The author probably confused characters and bytes. You should also understand the related concept of encoding.
A byte is eight bits. A byte was traditionally often used to store a character, though very early computers only required 7 bits to store a character. The ASCII standard for encoding characters in 7 bits was ratified in 1963, though at the time there were also competing character encodings (of which EBCDIC still survives to this day).
When you only use 7 of the available 8 bits, you might have ideas for what to do with the spare bit. One of the common approaches was to encode additional non-standard characters which were not available in the ASCII standard. A large number of legacy 8-bit encodings have been defined, some of which have been published as standards as well.
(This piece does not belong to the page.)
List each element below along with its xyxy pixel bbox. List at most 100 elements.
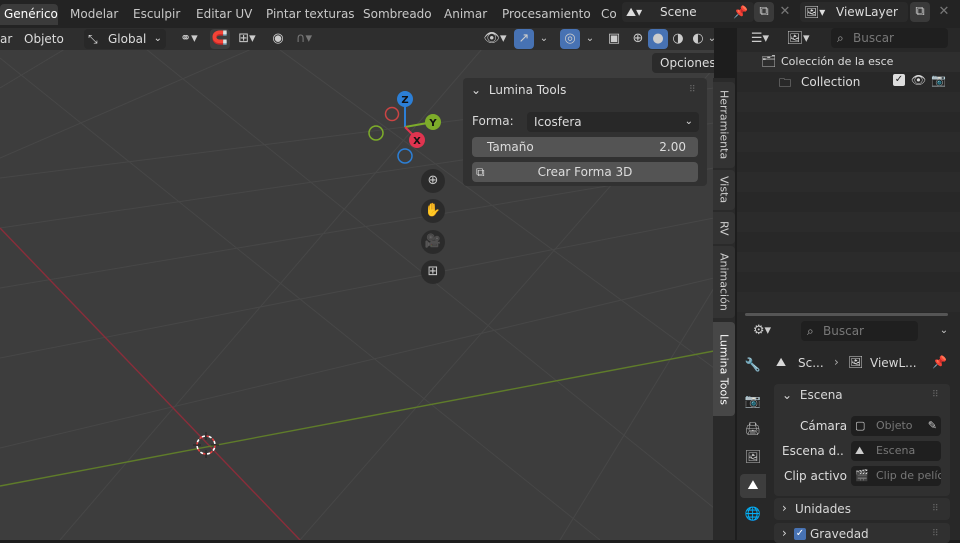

Some are still in popular use; some examples are ISO-8859-1 (aka Latin-1) and the Windows code pages (437, 850, and 1252 are still in common use in Western countries, despite their many drawbacks). Many of them are "extended ASCII" encodings which are compatible with ASCII in the first 128 characters; though the term "extended ASCII" is not really technically well-defined.
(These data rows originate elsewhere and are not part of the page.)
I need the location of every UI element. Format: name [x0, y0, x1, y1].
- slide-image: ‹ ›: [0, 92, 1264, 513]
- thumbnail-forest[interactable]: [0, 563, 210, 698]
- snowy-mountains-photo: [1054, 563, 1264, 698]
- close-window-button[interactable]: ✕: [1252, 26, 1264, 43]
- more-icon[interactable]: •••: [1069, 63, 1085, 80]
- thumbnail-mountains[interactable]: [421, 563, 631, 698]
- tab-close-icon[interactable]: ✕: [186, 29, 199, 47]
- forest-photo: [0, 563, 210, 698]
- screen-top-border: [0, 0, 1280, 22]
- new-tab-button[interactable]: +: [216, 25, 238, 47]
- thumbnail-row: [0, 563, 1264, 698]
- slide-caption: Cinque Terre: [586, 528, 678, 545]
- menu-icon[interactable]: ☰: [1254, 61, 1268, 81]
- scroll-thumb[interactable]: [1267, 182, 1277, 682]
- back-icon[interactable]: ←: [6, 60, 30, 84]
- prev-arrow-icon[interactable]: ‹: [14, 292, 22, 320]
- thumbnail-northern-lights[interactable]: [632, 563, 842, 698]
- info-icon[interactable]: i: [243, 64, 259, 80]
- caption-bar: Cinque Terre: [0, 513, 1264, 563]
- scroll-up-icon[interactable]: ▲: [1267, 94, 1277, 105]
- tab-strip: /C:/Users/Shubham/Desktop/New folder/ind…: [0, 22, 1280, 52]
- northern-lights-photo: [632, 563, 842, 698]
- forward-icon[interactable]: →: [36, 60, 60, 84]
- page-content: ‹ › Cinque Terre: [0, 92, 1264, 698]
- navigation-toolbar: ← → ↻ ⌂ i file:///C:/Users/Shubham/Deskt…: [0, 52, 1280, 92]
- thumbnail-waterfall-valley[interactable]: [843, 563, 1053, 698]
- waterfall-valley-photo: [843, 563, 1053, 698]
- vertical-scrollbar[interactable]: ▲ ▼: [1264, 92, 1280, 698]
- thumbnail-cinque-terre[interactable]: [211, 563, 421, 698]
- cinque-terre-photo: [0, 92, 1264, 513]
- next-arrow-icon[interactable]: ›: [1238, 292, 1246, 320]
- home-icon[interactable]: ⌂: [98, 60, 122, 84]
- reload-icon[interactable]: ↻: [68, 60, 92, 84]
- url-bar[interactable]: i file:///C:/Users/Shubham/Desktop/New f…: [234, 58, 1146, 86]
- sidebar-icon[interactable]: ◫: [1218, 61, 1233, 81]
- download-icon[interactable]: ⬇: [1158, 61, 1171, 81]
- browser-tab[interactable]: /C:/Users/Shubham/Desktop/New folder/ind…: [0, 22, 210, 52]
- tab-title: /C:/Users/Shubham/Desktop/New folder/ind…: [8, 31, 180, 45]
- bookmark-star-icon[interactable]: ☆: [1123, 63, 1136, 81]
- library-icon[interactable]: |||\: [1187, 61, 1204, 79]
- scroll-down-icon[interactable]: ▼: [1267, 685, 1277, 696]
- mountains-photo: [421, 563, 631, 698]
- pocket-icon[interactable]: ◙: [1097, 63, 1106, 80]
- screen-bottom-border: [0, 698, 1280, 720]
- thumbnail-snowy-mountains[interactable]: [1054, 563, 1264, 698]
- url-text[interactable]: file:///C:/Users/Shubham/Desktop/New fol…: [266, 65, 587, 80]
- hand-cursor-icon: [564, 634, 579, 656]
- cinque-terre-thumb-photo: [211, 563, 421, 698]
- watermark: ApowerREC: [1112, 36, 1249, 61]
If you are processing a sequence of bytes, you do want to be able to cope with byte values in the range 0-255 and not just the ones which are defined in ASCII. On the other hand, if you have guarantees that none of the bytes you are going to process will have values above 127 (such as, for example, if your input is known to be ASCII because it comes from a source which is incapable of producing anything else), it is excessive to reserve room for values you know you are not going to need.
Going forward, most modern systems use Unicode in one form or another. On Windows, and apparently still in Java, you should expect UTF-16; elsewhere, UTF-8 is rapidly becoming the de facto standard. Both of these require your code to be able to handle 8-bit bytes cleanly, though the code points are not (necessarily, in UTF-8, or ever, in UTF-16) encoded in a single byte.
As for the code you posted, you are correct that 128 character positions is enough if you discard any byte whose value is larger than 127. On the other hand, depending on what data you expect to process, discarding non-ASCII characters may not at all be the right thing to do; and then, if you don't discard anything, you do need to handle all 256.
Either way, if you only discard values larger than 128, you need 129 positions in the array (there are 129 integers in the range 0 through 128). This is probably just a silly off-by-one bug.